Afin de régir l’urbanisation des zones à risques, toutes devaient réaliser des projections des niveaux d’eaux maximaux pouvant être atteints à l’avenir, en ajoutant au niveau marin de référence les effets attendus du réchauffement climatique, soit 60 cm supplémentaires.

Toutes sauf Noirmoutier, le PPRL de l’île ayant fait l’objet, en juillet 2013, d’une décision du ministère de l’Écologie dispensant ce plan de prendre en compte la notion de changement climatique, indique la préfecture de la Vendée.

Cette situation « unique » pourrait « faire jurisprudence », redoute Yves Le Quellec, président de Vendée Nature Environnement. Si à Noirmoutier le plan de prévention a été approuvé, le 30 octobre, par arrêté préfectoral, les trois quarts des communes prioritaires n’en ont toujours pas, en raison d’une « levée de boucliers généralisée » des élus, de la baie du Mont-Saint-Michel à l’île de Ré, relève-t-il.

On vit avec

« La singularité de Noirmoutier a été prise en considération », explique Noël Faucher, président (Les Républicains) de l’intercommunalité. « Avec 26 km de digues (sur un linéaire côtier de 62 km), propriétés de la communauté de communes, qui investit chaque année depuis 1978 entre deux et trois millions d’euros dans la défense contre la mer, on a un niveau de protection aujourd’hui qui nous permet d’anticiper le réchauffement climatique », argumente-t-il.

« Cela ne veut pas dire qu’on est protégé ad vitam aeternam.
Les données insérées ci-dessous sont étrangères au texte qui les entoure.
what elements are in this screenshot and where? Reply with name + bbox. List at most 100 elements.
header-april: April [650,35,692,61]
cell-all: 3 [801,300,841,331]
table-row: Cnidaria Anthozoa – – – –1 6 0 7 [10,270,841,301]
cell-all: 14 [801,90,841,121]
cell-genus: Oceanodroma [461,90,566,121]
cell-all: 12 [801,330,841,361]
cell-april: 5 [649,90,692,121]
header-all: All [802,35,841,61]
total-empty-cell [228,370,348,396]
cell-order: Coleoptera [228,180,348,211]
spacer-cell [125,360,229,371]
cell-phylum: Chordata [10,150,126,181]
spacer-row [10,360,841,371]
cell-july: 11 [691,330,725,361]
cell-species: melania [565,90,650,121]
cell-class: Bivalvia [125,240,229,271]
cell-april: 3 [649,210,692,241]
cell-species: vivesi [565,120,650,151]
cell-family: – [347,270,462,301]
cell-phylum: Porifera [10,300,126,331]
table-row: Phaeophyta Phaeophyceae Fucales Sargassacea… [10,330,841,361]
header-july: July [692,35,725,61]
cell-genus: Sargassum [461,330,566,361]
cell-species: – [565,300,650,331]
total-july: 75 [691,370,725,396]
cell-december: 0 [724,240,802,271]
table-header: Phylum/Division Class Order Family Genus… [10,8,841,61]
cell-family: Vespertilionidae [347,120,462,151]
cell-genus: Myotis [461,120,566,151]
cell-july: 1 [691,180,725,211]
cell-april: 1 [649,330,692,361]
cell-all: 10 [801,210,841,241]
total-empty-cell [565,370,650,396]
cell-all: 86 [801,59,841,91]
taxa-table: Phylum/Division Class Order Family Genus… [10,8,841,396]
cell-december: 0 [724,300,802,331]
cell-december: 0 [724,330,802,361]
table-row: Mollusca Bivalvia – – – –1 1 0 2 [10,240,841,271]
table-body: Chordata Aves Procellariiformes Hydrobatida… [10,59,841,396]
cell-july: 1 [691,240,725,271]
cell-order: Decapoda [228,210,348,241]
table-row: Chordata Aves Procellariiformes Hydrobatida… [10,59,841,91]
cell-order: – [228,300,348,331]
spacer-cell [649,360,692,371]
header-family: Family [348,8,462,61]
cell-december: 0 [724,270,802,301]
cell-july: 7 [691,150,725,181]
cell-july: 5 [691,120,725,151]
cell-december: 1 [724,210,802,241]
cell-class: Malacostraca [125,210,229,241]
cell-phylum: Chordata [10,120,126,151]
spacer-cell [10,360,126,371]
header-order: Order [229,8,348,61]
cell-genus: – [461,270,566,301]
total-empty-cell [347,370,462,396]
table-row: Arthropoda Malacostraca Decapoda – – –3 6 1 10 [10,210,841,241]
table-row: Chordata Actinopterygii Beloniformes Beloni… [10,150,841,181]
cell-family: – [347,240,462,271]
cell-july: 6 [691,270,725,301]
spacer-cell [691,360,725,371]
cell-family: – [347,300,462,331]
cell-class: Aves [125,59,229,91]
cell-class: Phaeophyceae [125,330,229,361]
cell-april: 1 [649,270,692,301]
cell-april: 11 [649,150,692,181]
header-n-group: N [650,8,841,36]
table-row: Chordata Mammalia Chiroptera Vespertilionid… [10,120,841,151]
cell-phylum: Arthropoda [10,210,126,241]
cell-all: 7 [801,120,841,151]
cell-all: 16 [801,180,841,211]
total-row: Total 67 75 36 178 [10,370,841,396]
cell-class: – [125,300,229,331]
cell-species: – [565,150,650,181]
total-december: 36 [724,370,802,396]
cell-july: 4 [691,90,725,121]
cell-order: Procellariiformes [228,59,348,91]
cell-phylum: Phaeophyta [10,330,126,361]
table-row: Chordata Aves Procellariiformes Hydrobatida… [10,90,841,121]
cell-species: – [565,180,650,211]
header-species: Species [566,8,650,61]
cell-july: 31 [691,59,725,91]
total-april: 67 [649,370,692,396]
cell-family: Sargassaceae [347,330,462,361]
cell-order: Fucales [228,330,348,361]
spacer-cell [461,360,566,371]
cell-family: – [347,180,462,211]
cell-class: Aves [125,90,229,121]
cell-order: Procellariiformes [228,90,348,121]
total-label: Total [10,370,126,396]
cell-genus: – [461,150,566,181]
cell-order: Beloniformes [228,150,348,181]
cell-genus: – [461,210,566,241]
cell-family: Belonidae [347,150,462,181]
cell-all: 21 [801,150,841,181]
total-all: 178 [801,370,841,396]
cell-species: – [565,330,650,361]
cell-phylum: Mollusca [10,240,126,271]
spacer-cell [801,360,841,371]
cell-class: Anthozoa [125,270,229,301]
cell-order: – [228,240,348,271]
On sait que le risque existe, mais on vit avec, en étant les plus responsables possible », poursuit le maire de Noirmoutier-en-l’Île, précisant que ni Xynthia, ni d’autres tempêtes n’y ont fait « d’énormes dégâts » ou de victimes.

« À chaque grande marée, la côte est agressée, et on essaye de juguler les phénomènes d’érosion avec des techniques d’enrochements ou des digues qui ne sont pas infaillibles », rétorque Marie-Thérèse Beauchêne, vice-présidente de l’association Vivre l’île 12 sur 12.

Déni complet

Au pied du pont reliant l’île au continent, à la Pointe de la Fosse, la plage « a perdu 80 mètres en trois marées », note-t-elle. Avec le réchauffement climatique, « la mer monte, sauf à Noirmoutier visiblement, ça se négocie », lance Mme Beauchêne, accusant l’État d’avoir « cédé à la pression » d’élus « dans le déni complet » pour préserver « une construction à tout crin ».

Cartes à l’appui, Anne-Marie Grimaud, secrétaire de la coordination des associations environnementales du littoral vendéen (Coorlit 85), montre comment de 2012, lors d’un premier projet, à 2015, « on est passé du rouge (inconstructible) au bleu foncé (constructible sous conditions) et du  bleu foncé au bleu clair, voire au blanc ».

La préfecture de Vendée explique que le PPRL approuvé en octobre présente « un scénario de submersion marine différent » de celui de 2012. « De nouveaux éléments de connaissance du risque ont été pris en compte, comme les études de solidité des digues livrées par la communauté de communes, ou encore les travaux de consolidation réalisés sur ces digues entre 2013 et 2015 », détaille-t-elle.

Malgré ces « quelques avancées », Noël Faucher déplore des projections « hyper approximatives » et une « vision extrêmement réductrice et jusqu’au-boutiste de l’État par rapport à la gestion du risque, après des années de laxisme ». La communauté de communes, qui a rendu un avis défavorable à ce PPRL, va examiner la possibilité d’un recours.

La Coorlit 85, qui a donné un avis favorable au dernier plan de prévention estimant qu’il valait mieux « un PPRL mal fait que pas de PPRL du tout », réclame cependant sa révision dès le premier semestre 2016 pour y intégrer la notion de réchauffement climatique.